Bitcoin whales account for the most exchange inflows volumewise since June 2022 as short-term holders become increasingly active.
Bitcoin whale buying and selling in 2023 is mostly from speculative investors, new data reveals.
In the latest edition of its weekly newsletter, “The Week On-Chain,” analytics firm Glassnode shows that contrary to popular belief, opportunistic entities are the most active whales.
The birth of the Bitcoin “short-term holder” whale
Since BTC price action returned to $30,000, a shift has taken place among Bitcoin traders.
As Glassnode shows, so-called short-term holders (STHs) — investors holding coins for a maximum of 155 days — have become significantly more common.
As it turns out, the largest-volume investor cohort, the whales, is also composed of large numbers of STHs.
“Short-Term Holder Dominance across Exchange Inflows has exploded to 82%, which is now drastically above the long-term range over the last five years (typically 55% to 65%),” Glassnode states.
“From this, we can establish a case that much of the recent trading activity is driven by Whales active within the 2023 market (and thus classified as STHs).”
Interest in trading short-timeframe moves on BTC/USD was already evident before May. Since the FTX meltdown in late 2022, speculators have been increasingly eager to tap volatility both up and down.

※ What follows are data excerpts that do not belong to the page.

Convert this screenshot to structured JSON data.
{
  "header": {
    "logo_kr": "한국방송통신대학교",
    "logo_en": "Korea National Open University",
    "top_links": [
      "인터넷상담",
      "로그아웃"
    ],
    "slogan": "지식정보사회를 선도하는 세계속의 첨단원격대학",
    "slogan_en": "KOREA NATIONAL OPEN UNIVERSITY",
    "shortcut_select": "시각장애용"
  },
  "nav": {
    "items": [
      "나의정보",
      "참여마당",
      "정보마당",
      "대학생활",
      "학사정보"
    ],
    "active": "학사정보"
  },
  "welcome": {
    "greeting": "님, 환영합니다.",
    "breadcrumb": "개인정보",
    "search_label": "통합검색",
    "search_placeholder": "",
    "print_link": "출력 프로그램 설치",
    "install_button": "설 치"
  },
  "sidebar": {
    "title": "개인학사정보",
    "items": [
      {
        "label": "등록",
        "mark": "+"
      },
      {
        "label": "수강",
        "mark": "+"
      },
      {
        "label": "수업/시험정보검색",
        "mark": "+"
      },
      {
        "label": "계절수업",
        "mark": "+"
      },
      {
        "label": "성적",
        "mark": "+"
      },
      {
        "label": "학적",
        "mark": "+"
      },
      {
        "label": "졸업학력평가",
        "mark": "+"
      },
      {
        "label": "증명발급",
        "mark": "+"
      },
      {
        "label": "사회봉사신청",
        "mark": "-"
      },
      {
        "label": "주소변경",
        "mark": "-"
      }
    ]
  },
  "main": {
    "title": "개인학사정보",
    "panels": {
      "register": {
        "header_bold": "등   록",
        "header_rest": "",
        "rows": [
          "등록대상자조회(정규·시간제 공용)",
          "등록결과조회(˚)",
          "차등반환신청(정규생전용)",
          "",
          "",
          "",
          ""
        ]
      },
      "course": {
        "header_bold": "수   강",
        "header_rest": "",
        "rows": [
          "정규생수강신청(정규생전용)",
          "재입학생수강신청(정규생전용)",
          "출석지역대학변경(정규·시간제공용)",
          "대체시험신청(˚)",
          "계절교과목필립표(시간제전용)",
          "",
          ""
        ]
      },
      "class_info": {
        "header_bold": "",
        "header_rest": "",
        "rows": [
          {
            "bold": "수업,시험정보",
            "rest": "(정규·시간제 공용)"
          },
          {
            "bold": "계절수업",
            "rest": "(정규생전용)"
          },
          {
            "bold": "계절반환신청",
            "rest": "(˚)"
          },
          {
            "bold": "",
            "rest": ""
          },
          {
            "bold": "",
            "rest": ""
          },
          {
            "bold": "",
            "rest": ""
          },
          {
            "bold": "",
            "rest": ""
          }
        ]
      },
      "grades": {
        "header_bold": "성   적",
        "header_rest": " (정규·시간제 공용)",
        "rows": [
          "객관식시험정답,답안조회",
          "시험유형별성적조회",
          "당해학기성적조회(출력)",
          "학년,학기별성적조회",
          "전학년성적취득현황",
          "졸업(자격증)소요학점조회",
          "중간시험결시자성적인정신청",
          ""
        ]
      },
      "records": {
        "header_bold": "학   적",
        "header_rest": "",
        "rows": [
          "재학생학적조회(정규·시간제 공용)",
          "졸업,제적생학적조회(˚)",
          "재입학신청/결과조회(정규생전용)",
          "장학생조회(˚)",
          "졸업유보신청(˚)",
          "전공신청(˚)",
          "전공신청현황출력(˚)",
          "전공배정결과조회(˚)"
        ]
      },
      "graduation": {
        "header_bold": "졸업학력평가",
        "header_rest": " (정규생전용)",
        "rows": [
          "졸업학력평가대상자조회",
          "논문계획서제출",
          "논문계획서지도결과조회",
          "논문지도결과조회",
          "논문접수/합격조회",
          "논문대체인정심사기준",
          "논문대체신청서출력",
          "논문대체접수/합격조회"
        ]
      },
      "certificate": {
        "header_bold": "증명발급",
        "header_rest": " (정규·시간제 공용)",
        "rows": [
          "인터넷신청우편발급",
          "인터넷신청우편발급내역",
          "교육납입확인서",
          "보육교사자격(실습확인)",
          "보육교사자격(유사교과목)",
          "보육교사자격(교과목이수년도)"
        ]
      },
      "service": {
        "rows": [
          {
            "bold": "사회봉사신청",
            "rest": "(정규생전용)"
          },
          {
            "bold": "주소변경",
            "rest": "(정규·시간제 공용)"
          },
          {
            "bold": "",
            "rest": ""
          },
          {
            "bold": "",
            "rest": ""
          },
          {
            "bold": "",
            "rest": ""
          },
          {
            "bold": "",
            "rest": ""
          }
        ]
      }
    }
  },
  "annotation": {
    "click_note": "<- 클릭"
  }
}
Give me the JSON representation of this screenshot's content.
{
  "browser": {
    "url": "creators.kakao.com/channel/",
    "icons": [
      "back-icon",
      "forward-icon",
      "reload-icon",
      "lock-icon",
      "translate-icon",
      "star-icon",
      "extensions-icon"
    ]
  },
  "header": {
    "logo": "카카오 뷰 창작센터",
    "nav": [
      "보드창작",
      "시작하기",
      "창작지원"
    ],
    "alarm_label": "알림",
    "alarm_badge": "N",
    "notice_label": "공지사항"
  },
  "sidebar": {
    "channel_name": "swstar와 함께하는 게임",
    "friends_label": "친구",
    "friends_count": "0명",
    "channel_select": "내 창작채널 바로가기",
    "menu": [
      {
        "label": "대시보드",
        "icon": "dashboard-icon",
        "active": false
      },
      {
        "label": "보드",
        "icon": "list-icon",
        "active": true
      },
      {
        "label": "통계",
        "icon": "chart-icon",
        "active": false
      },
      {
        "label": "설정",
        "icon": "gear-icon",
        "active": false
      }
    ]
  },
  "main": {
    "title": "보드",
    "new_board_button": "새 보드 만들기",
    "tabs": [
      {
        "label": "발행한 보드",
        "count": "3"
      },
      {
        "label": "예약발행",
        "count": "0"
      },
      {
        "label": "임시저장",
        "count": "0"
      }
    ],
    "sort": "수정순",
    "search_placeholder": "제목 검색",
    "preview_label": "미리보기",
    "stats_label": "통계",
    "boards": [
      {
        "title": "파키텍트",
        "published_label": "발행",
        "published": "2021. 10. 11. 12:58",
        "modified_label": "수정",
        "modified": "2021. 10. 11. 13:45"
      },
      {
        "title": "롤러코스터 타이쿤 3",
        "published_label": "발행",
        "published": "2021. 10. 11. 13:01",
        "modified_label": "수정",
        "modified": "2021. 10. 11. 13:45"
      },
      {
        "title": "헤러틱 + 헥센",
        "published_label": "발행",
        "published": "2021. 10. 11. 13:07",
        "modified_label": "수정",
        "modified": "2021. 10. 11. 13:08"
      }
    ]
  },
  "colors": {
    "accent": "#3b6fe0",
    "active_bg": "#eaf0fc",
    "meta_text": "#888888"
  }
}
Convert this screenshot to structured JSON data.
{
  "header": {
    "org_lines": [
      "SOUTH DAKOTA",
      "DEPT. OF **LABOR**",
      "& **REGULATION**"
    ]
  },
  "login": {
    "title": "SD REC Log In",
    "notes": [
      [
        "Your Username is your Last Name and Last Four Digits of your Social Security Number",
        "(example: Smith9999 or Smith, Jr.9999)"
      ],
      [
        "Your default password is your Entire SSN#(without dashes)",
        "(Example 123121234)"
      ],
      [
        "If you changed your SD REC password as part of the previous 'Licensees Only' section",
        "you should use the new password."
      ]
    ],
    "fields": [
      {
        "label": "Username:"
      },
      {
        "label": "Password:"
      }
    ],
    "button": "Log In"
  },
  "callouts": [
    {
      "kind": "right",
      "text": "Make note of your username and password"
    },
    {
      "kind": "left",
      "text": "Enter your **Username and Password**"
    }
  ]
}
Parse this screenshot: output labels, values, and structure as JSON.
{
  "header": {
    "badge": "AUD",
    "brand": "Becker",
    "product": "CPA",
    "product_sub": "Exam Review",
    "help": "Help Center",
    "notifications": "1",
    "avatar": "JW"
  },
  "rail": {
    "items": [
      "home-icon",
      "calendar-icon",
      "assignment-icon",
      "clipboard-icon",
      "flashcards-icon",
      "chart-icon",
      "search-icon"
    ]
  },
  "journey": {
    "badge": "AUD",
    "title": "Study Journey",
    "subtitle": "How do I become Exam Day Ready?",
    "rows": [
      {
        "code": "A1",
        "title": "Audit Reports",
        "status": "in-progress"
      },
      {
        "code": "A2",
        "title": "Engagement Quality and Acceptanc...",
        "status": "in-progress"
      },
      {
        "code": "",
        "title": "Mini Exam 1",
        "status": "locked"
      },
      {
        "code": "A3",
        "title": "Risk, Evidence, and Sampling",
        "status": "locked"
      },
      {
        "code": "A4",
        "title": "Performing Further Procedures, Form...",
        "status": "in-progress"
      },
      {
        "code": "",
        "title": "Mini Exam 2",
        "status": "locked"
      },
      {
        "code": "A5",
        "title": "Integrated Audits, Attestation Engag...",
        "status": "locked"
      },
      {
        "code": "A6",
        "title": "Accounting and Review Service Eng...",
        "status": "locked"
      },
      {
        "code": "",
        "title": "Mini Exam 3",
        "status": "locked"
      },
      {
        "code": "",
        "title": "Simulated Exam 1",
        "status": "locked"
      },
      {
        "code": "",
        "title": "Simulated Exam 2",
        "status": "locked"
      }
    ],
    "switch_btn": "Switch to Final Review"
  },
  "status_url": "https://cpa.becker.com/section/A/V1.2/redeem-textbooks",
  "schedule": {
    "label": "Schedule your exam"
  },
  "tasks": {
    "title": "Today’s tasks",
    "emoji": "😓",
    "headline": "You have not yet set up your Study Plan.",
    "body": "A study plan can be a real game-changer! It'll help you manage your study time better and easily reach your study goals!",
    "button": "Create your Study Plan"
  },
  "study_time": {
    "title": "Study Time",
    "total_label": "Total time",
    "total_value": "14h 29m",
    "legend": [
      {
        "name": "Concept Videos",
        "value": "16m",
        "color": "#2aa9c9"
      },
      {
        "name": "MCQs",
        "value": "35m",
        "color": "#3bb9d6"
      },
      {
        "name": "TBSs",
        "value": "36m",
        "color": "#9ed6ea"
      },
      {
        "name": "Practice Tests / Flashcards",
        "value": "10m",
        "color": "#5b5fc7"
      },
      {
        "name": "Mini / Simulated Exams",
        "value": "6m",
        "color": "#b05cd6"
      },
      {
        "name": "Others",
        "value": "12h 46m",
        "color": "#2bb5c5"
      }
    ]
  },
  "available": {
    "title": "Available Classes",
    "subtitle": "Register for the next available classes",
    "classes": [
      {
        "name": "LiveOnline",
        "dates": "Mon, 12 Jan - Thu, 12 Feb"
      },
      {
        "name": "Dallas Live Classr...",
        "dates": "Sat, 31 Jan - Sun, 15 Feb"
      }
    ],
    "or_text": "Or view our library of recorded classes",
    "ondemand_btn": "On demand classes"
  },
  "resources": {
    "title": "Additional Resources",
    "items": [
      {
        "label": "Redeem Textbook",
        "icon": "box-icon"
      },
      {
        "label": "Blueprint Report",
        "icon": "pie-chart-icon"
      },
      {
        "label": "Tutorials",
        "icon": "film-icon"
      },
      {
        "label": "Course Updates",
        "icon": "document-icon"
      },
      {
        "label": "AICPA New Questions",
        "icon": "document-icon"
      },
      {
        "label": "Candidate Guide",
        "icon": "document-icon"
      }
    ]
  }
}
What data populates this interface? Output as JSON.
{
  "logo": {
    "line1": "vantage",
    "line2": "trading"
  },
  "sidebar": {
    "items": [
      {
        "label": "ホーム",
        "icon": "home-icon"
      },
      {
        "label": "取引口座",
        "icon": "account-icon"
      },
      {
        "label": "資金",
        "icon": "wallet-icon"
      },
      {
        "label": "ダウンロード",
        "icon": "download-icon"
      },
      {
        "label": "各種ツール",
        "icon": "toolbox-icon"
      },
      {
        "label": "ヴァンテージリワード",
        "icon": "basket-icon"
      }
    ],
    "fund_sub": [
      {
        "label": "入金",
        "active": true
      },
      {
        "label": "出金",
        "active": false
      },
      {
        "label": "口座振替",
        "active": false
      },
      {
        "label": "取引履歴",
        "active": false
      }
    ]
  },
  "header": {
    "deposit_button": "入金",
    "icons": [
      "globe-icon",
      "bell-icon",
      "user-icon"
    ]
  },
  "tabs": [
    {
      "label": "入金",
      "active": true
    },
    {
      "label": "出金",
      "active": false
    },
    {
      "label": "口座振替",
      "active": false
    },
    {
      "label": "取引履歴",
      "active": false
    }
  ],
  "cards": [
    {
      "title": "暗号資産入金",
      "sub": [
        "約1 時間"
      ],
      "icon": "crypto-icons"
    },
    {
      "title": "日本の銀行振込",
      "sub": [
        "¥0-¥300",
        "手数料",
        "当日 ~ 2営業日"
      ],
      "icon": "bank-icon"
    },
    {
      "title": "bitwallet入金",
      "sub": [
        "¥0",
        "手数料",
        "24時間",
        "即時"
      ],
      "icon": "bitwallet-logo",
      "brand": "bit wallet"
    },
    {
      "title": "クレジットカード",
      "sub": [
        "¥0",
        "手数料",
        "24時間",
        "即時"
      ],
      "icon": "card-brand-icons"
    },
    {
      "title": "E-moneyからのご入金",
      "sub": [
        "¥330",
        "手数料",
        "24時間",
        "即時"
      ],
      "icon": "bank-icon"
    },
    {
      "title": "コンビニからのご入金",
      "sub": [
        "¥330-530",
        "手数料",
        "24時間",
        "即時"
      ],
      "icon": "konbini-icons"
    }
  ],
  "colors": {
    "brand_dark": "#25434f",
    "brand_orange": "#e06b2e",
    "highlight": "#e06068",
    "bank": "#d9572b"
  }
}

The results have been mixed: Realized profits and losses have routinely spiked in line with volatile price moves.
“If we look at the degree of Profit/Loss realized by Short-Term Holder volume flowing into exchanges, it becomes evident that these newer investors are trading local market conditions,” Glassnode continues.
“Each rally and correction since the FTX fallout has seen a 10k+ BTC uptick in STH profit or loss, respectively.”
Whales show “elevated inflow bias” to exchanges
Closer to the present, whales have ramped up exchange activity, at one point in July accounting for 41% of total inflows.
“Analysis of the Whale Netflow to Exchanges can be used as a proxy for their influence on the supply and demand balance,” The Week On-Chain comments on the topic.
“Whale-to-exchange netflows have tended to oscillate between ±5k BTC/day over the last five years. However, throughout June and July this year, whale inflows have sustained an elevated inflow bias of between 4.0k to 6.5k BTC/day.”
Whales are not the only forces at work when it comes to BTC sales.
Mining pool Poolin hit the headlines with its transactions destined for Binance, while miners potentially hedging profits also contributed to sell-side activity.